Newly Diagnosed with Diabetes
Being diagnosed with diabetes can be a shock
When newly diagnosed with diabetes, most people find themselves in a state of shock. However, being diagnosed with diabetes doesn't prevent you from leading a 'normal' life.
There are stories on
the Diabetes Forum from people who have had all sorts of experiences when being diagnosed.
Most people receive great care from their GP and healthcare team, although some people
report having just been given some tablets and been told to get on with it.
If this happens to you, make sure your doctor finds time to discuss your condition with you, or refer you to someone who can answer your questions better than they can.
No matter what your experience is when being diagnosed, the Forum is full of people who understand what you are going through because they have lived through it and been in your shoes. Feel free to bring up any topics or questions there and the community
will do their best to help you out.
What type of diabetes do I have?
If you know the type of diabetes you have, read further guidance related to your diabetes type:
There are also guides for those newly diagnosed with LADA, MODY or Diabetes insipidus.
You will know that diabetes means that your blood has higher amounts of glucose/sugar in than normal.
However, you may have other questions about why this is the case and how diabetes will affect you.
Understand your diet
The diet you have may depend on your diabetes type.
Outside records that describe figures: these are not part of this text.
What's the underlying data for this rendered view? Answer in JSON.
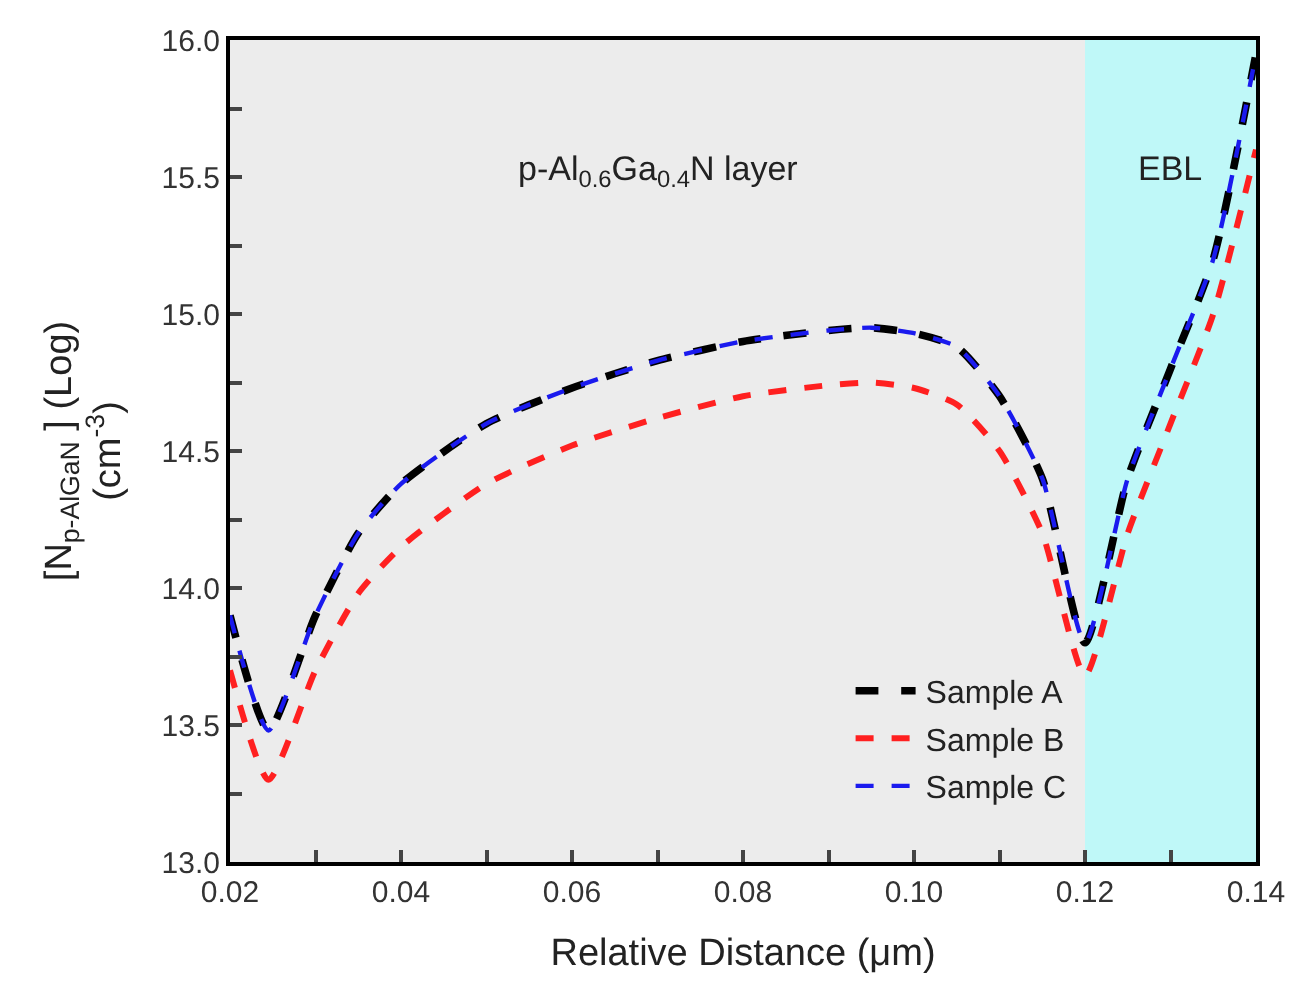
{
  "chart_data": {
    "type": "line",
    "xlabel": "Relative Distance (μm)",
    "ylabel": "[N$_{p-AlGaN}$ ] (Log)\n(cm$^{-3}$)",
    "xlim": [
      0.02,
      0.14
    ],
    "ylim": [
      13.0,
      16.0
    ],
    "xticks": [
      0.02,
      {
        "value": 0.03,
        "label": null
      },
      0.04,
      {
        "value": 0.05,
        "label": null
      },
      0.06,
      {
        "value": 0.07,
        "label": null
      },
      0.08,
      {
        "value": 0.09,
        "label": null
      },
      "0.10",
      {
        "value": 0.11,
        "label": null
      },
      0.12,
      {
        "value": 0.13,
        "label": null
      },
      0.14
    ],
    "yticks": [
      {
        "value": 13.0,
        "label": "13.0"
      },
      {
        "value": 13.25,
        "label": null
      },
      13.5,
      {
        "value": 13.75,
        "label": null
      },
      {
        "value": 14.0,
        "label": "14.0"
      },
      {
        "value": 14.25,
        "label": null
      },
      14.5,
      {
        "value": 14.75,
        "label": null
      },
      {
        "value": 15.0,
        "label": "15.0"
      },
      {
        "value": 15.25,
        "label": null
      },
      15.5,
      {
        "value": 15.75,
        "label": null
      },
      {
        "value": 16.0,
        "label": "16.0"
      }
    ],
    "grid": false,
    "legend": "bottom right",
    "line_style": "dashed",
    "marker": "none",
    "bands": [
      {
        "axis": "x",
        "from": 0.02,
        "to": 0.12,
        "label": "p-Al$_{0.6}$Ga$_{0.4}$N layer",
        "color": "#ececec"
      },
      {
        "axis": "x",
        "from": 0.12,
        "to": 0.14,
        "label": "EBL",
        "color": "#bff8f8"
      }
    ],
    "x": [
      0.02,
      0.0245,
      0.03,
      0.035,
      0.04,
      0.05,
      0.06,
      0.07,
      0.08,
      0.09,
      0.095,
      0.1,
      0.105,
      0.11,
      0.115,
      0.12,
      0.125,
      0.13,
      0.135,
      0.14
    ],
    "series": [
      {
        "name": "Sample A",
        "color": "#000000",
        "values": [
          13.9,
          13.48,
          13.9,
          14.2,
          14.38,
          14.6,
          14.73,
          14.83,
          14.9,
          14.94,
          14.95,
          14.93,
          14.88,
          14.7,
          14.4,
          13.8,
          14.4,
          14.8,
          15.2,
          15.95
        ]
      },
      {
        "name": "Sample B",
        "color": "#ff2020",
        "values": [
          13.7,
          13.3,
          13.7,
          13.98,
          14.15,
          14.38,
          14.52,
          14.62,
          14.7,
          14.74,
          14.75,
          14.73,
          14.67,
          14.5,
          14.2,
          13.68,
          14.2,
          14.6,
          15.0,
          15.6
        ]
      },
      {
        "name": "Sample C",
        "color": "#1a1aee",
        "values": [
          13.9,
          13.48,
          13.9,
          14.2,
          14.38,
          14.6,
          14.73,
          14.83,
          14.9,
          14.94,
          14.95,
          14.93,
          14.88,
          14.7,
          14.4,
          13.8,
          14.4,
          14.8,
          15.2,
          15.95
        ]
      }
    ]
  }
}
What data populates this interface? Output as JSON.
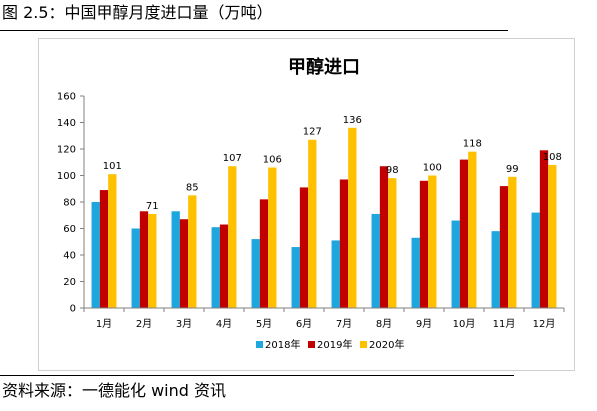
{
  "caption": "图 2.5：中国甲醇月度进口量（万吨）",
  "source": "资料来源：一德能化 wind 资讯",
  "chart_data": {
    "type": "bar",
    "title": "甲醇进口",
    "categories": [
      "1月",
      "2月",
      "3月",
      "4月",
      "5月",
      "6月",
      "7月",
      "8月",
      "9月",
      "10月",
      "11月",
      "12月"
    ],
    "ylim": [
      0,
      160
    ],
    "yticks": [
      0,
      20,
      40,
      60,
      80,
      100,
      120,
      140,
      160
    ],
    "grid": false,
    "legend": "bottom",
    "series": [
      {
        "name": "2018年",
        "color": "#1EA6DF",
        "values": [
          80,
          60,
          73,
          61,
          52,
          46,
          51,
          71,
          53,
          66,
          58,
          72
        ]
      },
      {
        "name": "2019年",
        "color": "#C00000",
        "values": [
          89,
          73,
          67,
          63,
          82,
          91,
          97,
          107,
          96,
          112,
          92,
          119
        ]
      },
      {
        "name": "2020年",
        "color": "#FFC000",
        "values": [
          101,
          71,
          85,
          107,
          106,
          127,
          136,
          98,
          100,
          118,
          99,
          108
        ]
      }
    ],
    "data_labels_series": "2020年"
  }
}
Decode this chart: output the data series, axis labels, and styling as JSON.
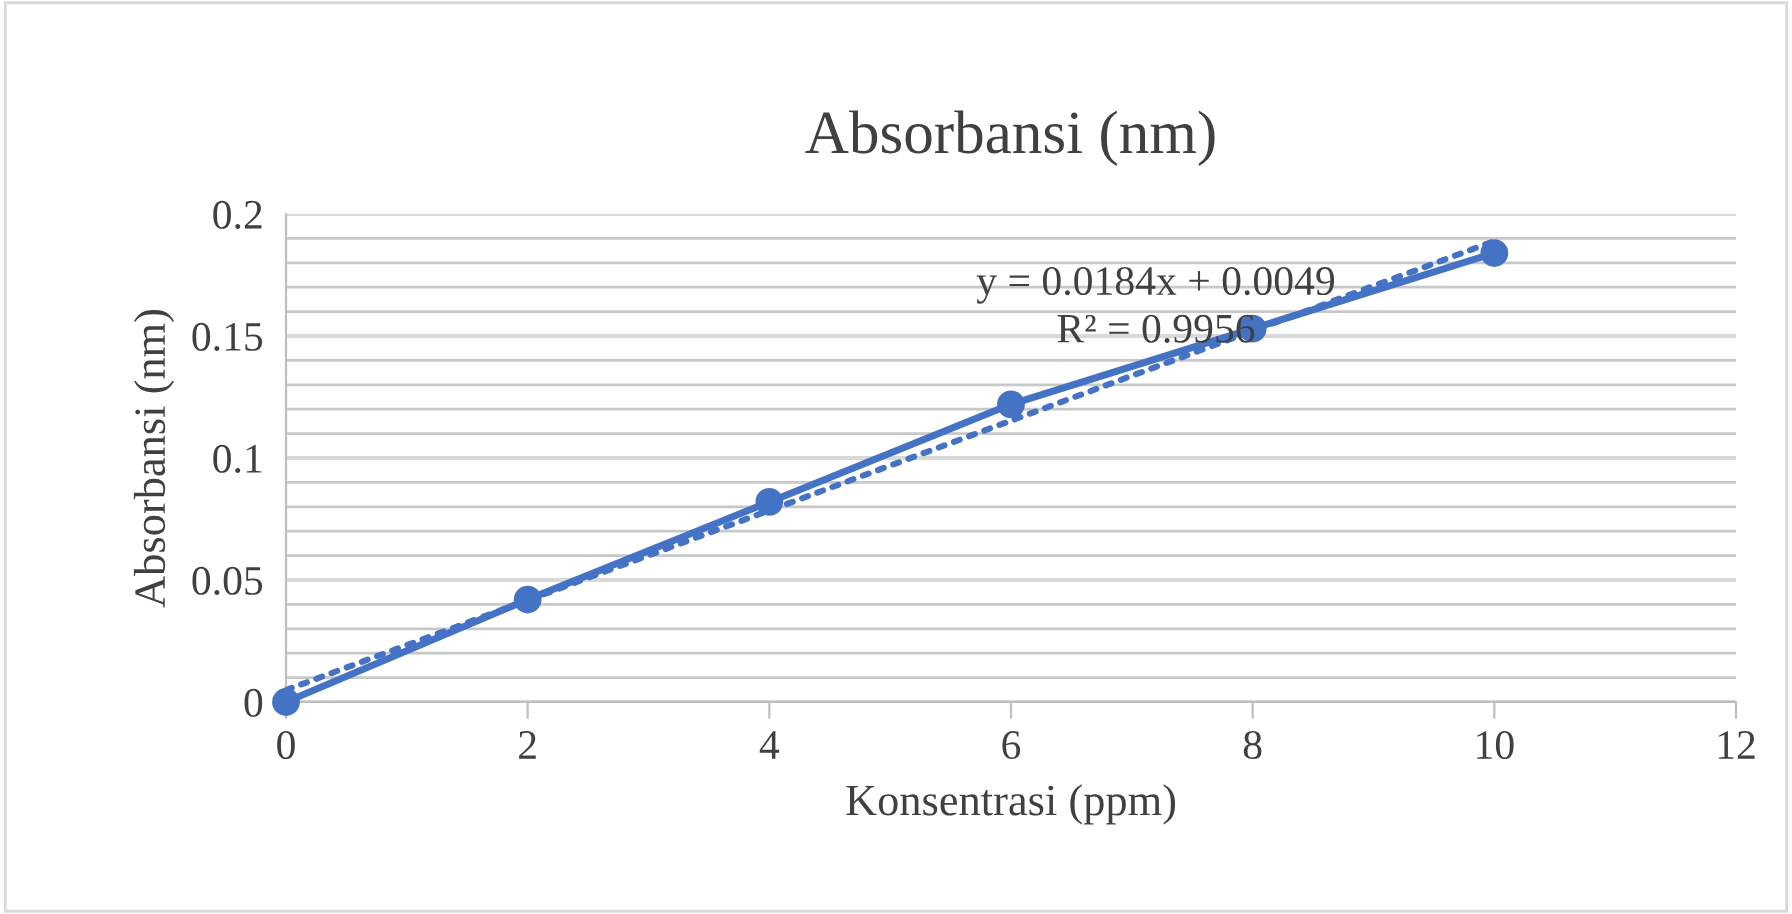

If you’ve been diagnosed with type 1 diabetes, you will need to
be aware of how much carbohydrate is in meal times in order to balance your insulin doses.
Many people with diabetes find carbohydrate counting courses to be very helpful,
with the DAFNE course receiving particular praise. Ask your doctor about the possibility of being put on carbohydrate counting course.
Diet can help people with type
2 diabetes to better manage diabetes. NHS diet advice has received a certain amount of criticism from diabetes patients over a reliance of the diet on carbohydrate; however, some NHS practices appear to be better than others.
Book a place on a diabetes education course
For type 1 diabetes, as mentioned above, the carbohydrate courses are very helpful.
For type 2 diabetes, a range of diabetes education courses exist, which help you to manage to your diabetes,
whilst also providing the chance to meet others with diabetes.